Spectators' silence and passivity when viewing violent episodes, sometimes justified as fear of becoming the next victim or because of the belief that "it's not my problem" (Díaz-Aguado, 2005) and the reinforcing role of peers who encourage or help the aggressor certainly boosts recognition and social approval of aggressive behavior. It probably also enhances the building and management of a reputation that transgressing adolescents seek intentionally with their violent behavior (Agnew, 1991; Carroll, 2002; Emler & Reicher, 1995, 2005).

In fact, reputation plays a central role in the life of adolescents (Carroll, 2002; Carroll, Green, Houghton, & Wood, 2003; Emler & Reicher, 2005). Various authors have emphasized that reputation, popularity, leadership, and power among peers starts to have real significance in early adolescence (Caroll et al., 2003; Carroll, Houghton, Hattie, & Durkin, 2001). For some adolescents, reputation is achieved through their involvement in aggressive behavior at the school setting (Gini, 2006), delinquent behavior (Kerpelman & Smith-Adcock, 2005), drug consumption (Buelga, Ravenna, Musitu, & Lila, 2006), and disruptive behavior in the classroom (Luthar & Ansary, 2005).

Scientific literature shows that many aggressors are perceived by their peers as having high status in their peer group (Hawley & Vaughn, 2003; Vaillancourt, 2002); they are popular and accepted by their classmates (Gini, 2006; Pellegrini & Bartini, 2000). In this sense, Rodríguez (2004) noted that aggressors in particular have a need of protagonism (being well considered and accepted by others), power (being stronger and more powerful than others), and of being different and exceptional (creating a particular identity in the peer group). These motivations are far removed from the feeling of loneliness that seems to affect the victims (Estévez et al., 2005, 2007; Martin & Huebner, 2007; Storch & Masia-Warner, 2004), a sense of loneliness that has profound influence on satisfaction with life (Heinrich & Gullone, 2006; Toner & Heaven, 2005).

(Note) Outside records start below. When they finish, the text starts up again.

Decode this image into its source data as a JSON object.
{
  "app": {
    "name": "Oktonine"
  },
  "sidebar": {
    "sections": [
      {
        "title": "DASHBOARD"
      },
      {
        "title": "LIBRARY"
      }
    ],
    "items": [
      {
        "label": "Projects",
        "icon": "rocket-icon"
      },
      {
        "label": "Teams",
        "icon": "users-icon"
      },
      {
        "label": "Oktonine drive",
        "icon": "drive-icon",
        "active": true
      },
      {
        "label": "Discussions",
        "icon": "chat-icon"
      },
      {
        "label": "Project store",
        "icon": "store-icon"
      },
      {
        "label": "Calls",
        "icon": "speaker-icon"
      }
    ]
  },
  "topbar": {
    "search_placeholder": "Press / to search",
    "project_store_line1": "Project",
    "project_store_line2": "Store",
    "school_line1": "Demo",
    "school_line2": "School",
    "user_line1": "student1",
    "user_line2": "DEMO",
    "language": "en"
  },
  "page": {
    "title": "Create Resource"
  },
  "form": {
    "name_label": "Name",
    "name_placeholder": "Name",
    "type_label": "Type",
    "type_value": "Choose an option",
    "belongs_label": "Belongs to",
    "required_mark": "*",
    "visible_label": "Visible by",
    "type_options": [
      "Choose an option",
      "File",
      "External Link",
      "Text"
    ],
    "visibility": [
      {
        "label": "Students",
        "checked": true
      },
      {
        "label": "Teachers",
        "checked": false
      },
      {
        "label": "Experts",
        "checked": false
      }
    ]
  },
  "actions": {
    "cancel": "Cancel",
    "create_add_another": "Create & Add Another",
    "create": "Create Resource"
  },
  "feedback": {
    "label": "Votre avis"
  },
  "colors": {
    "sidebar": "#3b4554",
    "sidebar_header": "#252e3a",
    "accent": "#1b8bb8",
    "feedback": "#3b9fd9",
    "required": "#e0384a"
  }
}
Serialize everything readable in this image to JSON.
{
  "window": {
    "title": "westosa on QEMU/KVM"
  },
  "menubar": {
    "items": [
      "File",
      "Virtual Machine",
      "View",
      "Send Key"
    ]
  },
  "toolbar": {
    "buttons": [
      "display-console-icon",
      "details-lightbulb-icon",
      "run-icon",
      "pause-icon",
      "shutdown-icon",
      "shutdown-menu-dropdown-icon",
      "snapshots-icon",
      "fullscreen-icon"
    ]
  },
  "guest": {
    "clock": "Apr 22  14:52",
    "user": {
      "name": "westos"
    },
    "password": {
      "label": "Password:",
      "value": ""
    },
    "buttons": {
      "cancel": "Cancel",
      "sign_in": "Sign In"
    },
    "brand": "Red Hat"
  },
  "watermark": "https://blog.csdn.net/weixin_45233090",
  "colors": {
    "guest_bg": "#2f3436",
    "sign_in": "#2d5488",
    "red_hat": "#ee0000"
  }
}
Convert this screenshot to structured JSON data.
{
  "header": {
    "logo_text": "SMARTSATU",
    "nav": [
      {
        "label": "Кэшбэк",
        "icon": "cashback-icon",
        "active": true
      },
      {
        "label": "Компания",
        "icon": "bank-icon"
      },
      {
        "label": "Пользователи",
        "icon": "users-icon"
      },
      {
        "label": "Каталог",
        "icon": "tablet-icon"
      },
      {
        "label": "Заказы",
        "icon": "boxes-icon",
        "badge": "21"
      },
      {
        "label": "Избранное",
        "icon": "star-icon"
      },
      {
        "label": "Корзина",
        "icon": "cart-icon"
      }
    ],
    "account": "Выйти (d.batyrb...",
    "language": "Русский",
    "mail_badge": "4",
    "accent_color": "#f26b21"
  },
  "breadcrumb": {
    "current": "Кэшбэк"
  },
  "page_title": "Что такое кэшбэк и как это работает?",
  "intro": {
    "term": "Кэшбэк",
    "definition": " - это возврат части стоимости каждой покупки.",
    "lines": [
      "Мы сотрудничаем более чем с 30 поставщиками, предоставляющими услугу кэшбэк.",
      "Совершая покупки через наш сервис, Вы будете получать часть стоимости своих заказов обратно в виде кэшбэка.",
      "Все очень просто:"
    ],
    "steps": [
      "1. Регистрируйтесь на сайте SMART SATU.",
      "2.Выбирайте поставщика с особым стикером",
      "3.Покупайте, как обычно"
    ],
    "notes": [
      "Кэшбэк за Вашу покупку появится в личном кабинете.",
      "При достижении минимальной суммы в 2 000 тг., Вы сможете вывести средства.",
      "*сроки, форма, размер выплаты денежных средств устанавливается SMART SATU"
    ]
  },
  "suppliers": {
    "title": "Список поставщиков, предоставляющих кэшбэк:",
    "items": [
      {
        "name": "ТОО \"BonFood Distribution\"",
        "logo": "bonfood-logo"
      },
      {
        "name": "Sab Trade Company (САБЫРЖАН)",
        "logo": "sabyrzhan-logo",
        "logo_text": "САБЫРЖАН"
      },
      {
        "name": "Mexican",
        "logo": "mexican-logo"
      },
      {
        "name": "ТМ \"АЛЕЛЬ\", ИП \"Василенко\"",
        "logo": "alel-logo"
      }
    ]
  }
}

Many authors find that dissatisfaction with life is associated with internal problems such as depression, anxiety, and low self-esteem (Cava et al., 2007; Chico, 2006; Diener, Sapyta, & Suh, 1998; Valle, Huebner & Suldon, 2006). Other authors have observed a relation between the negative appraisal of one's own life and external problems such as drug abuse (Zullig, Valois, Huebner, Oeltman, & Drane, 2001) and violent behavior (Valois, Zullig, Huebner & Drane, 2001). In this sense, MacDonald, Piquero, Valois, and Zullig (2005) confirm that satisfaction with life is related to youths' lesser involvement in violent behaviors and vice versa.

In this work, we wished to analyze aggressive peer behavior among adolescents using the following variables: reputation, loneliness, and satisfaction with life, as reflected in Figure 1.

We propose two main hypotheses:

1. Adolescents' reputation is directly related to aggressive peer behavior. This hypothesis is in accordance with the conceptual assumptions of Emler and Reicher (2005) and Carroll, Houghton, and Baglioni (2000), who differentiated the real reputation from the ideal one. This is an important aspect of this work, to the extent that we hope to verify scientifically the relation between these two dimensions of reputation and aggressive behavior.

2. Adolescents' reputation has an indirect effect on aggressive behavior through loneliness and satisfaction with life. In this sense, we propose that loneliness and satisfaction with life mediate the relation between real and ideal reputation and aggressive peer behavior. In recent investigations, it was confirmed that the perception of being popular and accepted by the peer group protects adolescents from loneliness (Heinrich & Gullone, 2006; Zettergren, 2005), which, in turn, affects their degree of satisfaction with life (Toner & Heaven, 2005). And, as noted by MacDonald et al. (2005) and Valois et al. (2001), adolescents' violent behavior is related to their satisfaction with life.



The sample was made up of 1319 adolescents of both sexes (594 males and 725 females), aged between 11 and 16 years (M = 13 years and 9 months, approximately, SD = 1.48), from 10 teaching centers: four public schools and six concerted schools of the Community of Valencia. Of this sample, 9.4% of the participants were in the 6th grade of Primary Education, and the rest were students of Compulsory Secondary Education: 25.7% were in 1st grade, 22.3% in 2nd grade, 22.5% were 3rd-graders, and 20.1% were in 4th grade.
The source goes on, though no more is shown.